More bad news for the ABC crowd.
Those who love to hate UNC and its athletic program received another dose of reality Thursday when the university came off its probation handed down by the Southern Association of Colleges, whose cumbersome complete name goes by the acronym of SACS. This must be a real bummer for those people who have reveled in Carolina’s pain of the last five years, another sign that the academic and athletic scandal is finally coming to a close. Trust me, there is no glee in Raleigh.
Officials from SACS came to campus before its semi-annual meeting, and it was apparent to anyone who studied the situation that UNC would be cleared. More than 70 reforms had been made BEFORE the ill-advised Wainstein Report brought the NCAA back to Chapel Hill and, ultimately, led to the SACS probation. But UNC double-downed on its effort to show the world that the AFAM scandal was a small subset of the university and that, in fact, Carolina is closer to having a model academic system than most of the colleges in the South.

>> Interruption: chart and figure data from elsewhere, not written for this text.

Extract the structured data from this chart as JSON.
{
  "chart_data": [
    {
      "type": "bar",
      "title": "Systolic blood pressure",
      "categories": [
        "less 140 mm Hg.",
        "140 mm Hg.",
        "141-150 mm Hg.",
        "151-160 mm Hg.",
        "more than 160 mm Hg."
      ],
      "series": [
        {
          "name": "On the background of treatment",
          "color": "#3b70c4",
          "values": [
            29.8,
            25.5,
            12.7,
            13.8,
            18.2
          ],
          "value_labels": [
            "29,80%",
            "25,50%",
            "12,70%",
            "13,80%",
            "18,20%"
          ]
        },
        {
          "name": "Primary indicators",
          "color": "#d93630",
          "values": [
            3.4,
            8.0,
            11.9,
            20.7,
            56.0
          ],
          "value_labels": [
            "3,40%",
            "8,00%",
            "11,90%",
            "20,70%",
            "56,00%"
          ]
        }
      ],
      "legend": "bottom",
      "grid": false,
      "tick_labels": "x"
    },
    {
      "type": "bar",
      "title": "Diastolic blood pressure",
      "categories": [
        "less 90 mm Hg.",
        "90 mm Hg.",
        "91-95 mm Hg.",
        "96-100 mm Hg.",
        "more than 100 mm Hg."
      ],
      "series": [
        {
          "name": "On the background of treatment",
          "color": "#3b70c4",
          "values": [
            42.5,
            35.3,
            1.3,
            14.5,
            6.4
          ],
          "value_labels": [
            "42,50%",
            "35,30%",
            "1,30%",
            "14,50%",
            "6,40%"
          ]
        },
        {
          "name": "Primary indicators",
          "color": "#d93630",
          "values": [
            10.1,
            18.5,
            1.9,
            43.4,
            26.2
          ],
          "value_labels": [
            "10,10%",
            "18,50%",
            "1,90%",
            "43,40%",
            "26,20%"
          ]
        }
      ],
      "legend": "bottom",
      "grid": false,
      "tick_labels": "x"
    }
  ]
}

The News & Observer advanced the SACS visit last Sunday by rehashing the scandal and spent too much of the story posing the possibility that UNC would lose its accreditation altogether. If the N&O had done proper reportage, it would have focused on all the reforms published on UNC’s new ethics and integrity website and forecasted that the probation period was ending. Instead, it said pick one: Carolina is cleared, the probation remains for at least another year or the school’s accreditation would be stripped completely, which was a virtual impossibility. Typical sensationalism.
The next bit of “bad” news will be when the NCAA Committee on Infractions finally rules in a next few months. The recently amended Notice of Allegations portends what will happen there, too: a hefty and deserved fine for the university citing a lack of monitoring and oversight; NCAA probation for women’s basketball and something for the rest of the athletic program that will be insignificant and lift the cloud that has hovered since 2011.
Hear for the sound? It’s the ABC crowd baying at the moon.